Secondly, the gender barrier must be broken. (Acts 2:17b). Peter said, “Your sons and daughters…” This was especially significant in the first century, Middle Eastern, patriarchal context, but just as significant today. Women must not be viewed as second-class citizens in God’s economy. Women are featured prominently in the New Testament. Women such as Mary, the mother of Jesus, Elizabeth, the mother of John the Baptist, Mary and Martha of Bethany, Dorcas in Acts 9, Priscilla, a teacher of the scripture, Lydia a businesswoman, Philip’s four prophetess daughters (Acts 21:9) and let’s not forget that women were the first to the tomb of Jesus.
Thirdly, the age barrier must be broken (Acts 2:17c). Peter said, “Young men… and old men…” Samuel was a young boy when he heard the word of the Lord; David killed Goliath when just a lad, Josiah became king at age 8, Jehoash at age 7. However, Caleb at age 80 declared, “Give me that mountain…” (Joshua 14:12-15).
Fourth, the social class barrier must be broken (Acts 2:18a). “On your bond-slaves…” No class is excluded from God’s call. Luke was a doctor, Peter a fisherman, Paul, a “PHD” lawyer, Matthew was a tax collector and Lydia was a businesswoman (Acts 16).
Lastly, it is clear that Pentecost must break down the clergy/laity barrier (Acts 2:18b). It is God’s desire that all respond to the call of God and fulfill the mission to which they are called. Peter said in his epistle that we are a royal priesthood, a holy nation, and proclaimers of the excellencies of Him who called us out of darkness into His marvelous light (1 Peter 2:9).

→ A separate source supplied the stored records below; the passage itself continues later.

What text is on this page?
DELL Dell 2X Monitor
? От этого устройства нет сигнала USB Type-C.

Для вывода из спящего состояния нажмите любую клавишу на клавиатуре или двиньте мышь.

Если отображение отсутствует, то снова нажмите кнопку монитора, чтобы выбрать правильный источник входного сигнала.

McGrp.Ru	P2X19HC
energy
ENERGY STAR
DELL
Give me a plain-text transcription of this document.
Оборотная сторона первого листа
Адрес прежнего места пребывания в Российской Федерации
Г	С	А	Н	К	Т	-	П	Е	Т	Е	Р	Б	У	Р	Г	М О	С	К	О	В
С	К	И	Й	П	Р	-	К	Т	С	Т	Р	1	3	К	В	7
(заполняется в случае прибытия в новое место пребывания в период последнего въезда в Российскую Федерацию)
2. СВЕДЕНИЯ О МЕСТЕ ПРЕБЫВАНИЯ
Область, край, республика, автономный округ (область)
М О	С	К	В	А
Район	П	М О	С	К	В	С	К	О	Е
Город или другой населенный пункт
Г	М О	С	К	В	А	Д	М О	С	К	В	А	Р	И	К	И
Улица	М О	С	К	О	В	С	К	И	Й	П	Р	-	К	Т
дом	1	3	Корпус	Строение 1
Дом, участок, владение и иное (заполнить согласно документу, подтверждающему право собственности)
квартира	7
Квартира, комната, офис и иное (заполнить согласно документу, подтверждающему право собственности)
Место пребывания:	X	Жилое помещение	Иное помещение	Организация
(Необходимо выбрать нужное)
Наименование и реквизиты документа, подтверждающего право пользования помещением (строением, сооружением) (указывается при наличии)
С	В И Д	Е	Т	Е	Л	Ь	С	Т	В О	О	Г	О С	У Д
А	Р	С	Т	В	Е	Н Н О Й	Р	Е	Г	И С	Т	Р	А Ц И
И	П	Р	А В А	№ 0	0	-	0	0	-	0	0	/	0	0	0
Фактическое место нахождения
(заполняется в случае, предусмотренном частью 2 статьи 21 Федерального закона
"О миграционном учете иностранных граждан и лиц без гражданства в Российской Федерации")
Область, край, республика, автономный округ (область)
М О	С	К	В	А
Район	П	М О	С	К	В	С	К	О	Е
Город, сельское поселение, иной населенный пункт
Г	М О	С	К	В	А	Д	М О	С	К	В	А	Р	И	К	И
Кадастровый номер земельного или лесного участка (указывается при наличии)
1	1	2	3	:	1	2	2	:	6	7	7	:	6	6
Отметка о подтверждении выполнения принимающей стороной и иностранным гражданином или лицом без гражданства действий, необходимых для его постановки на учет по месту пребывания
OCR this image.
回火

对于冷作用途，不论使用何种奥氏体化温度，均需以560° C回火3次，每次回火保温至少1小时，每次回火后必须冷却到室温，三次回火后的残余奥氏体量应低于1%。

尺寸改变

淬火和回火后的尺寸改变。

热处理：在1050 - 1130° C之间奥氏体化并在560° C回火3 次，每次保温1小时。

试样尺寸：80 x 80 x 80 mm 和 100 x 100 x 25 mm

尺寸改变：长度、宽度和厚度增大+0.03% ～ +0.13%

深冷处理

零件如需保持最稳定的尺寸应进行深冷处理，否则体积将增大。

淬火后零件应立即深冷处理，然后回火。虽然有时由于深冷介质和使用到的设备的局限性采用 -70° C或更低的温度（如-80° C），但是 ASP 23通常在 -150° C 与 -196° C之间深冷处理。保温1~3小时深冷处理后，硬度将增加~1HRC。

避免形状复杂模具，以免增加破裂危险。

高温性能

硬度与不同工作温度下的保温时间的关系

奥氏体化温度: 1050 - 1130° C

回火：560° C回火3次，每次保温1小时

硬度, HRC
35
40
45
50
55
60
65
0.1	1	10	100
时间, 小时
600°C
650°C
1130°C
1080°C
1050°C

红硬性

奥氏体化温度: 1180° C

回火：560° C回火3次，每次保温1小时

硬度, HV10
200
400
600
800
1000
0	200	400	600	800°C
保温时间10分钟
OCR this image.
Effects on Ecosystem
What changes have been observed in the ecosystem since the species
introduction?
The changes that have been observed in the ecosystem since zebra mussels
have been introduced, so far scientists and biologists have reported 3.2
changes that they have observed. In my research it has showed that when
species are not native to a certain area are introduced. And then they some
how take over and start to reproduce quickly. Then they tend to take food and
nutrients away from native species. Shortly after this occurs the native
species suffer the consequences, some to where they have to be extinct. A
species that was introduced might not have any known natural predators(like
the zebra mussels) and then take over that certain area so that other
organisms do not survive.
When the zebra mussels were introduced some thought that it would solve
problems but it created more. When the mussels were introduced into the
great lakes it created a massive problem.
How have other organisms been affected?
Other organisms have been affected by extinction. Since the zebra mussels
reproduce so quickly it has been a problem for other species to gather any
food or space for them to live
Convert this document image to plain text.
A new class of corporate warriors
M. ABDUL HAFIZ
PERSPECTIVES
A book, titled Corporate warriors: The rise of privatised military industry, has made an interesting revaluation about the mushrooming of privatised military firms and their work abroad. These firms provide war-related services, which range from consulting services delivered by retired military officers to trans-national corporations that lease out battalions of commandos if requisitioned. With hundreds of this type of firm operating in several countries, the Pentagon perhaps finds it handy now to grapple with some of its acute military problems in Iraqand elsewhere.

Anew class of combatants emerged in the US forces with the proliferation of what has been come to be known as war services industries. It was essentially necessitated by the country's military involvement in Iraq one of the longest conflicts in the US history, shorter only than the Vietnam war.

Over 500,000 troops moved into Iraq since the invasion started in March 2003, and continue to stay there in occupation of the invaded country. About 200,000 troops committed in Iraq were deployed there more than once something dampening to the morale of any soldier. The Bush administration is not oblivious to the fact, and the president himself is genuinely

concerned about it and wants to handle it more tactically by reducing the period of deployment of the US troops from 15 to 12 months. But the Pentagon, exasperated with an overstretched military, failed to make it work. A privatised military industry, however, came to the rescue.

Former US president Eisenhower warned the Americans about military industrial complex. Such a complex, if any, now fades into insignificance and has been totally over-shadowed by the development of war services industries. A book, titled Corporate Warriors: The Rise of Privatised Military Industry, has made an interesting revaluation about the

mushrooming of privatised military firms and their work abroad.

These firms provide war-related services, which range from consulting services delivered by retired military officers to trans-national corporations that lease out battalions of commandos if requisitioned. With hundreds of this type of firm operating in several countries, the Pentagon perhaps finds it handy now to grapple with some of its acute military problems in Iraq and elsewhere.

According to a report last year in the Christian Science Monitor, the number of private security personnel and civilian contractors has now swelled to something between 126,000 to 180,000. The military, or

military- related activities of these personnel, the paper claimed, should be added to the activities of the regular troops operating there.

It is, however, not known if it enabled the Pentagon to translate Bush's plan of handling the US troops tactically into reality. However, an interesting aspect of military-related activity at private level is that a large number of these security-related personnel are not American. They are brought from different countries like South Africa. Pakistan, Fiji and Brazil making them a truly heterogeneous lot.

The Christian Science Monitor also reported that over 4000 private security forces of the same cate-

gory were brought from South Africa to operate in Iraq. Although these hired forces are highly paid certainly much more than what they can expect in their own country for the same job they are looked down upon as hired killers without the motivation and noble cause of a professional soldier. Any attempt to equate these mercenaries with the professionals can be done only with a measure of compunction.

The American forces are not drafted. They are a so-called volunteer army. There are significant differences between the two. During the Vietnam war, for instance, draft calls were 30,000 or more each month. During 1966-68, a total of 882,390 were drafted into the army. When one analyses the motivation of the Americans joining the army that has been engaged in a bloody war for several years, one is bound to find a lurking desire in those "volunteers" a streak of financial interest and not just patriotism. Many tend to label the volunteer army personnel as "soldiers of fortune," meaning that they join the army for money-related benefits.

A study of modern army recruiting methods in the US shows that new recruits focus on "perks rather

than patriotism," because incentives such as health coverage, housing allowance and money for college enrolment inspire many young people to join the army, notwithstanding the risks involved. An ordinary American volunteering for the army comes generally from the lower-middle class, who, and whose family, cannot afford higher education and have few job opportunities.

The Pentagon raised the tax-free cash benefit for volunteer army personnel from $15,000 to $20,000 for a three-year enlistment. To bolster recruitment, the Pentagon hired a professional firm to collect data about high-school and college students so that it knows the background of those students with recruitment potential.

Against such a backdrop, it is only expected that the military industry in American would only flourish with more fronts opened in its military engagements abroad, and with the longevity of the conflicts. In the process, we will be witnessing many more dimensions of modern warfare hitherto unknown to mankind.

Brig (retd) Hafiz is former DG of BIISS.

Jesus prayed, “…that they may all be one… so that the world may believe…” (John 17:21). Jesus died for all regardless of societal barriers or groupings, and it will take the power of the Spirit to overcome our personal prejudices and biases. Let us examine ourselves and allow the Spirit to point out and melt away the barriers that separate us and refocus on our mission to reach all with the gospel that whosoever may come.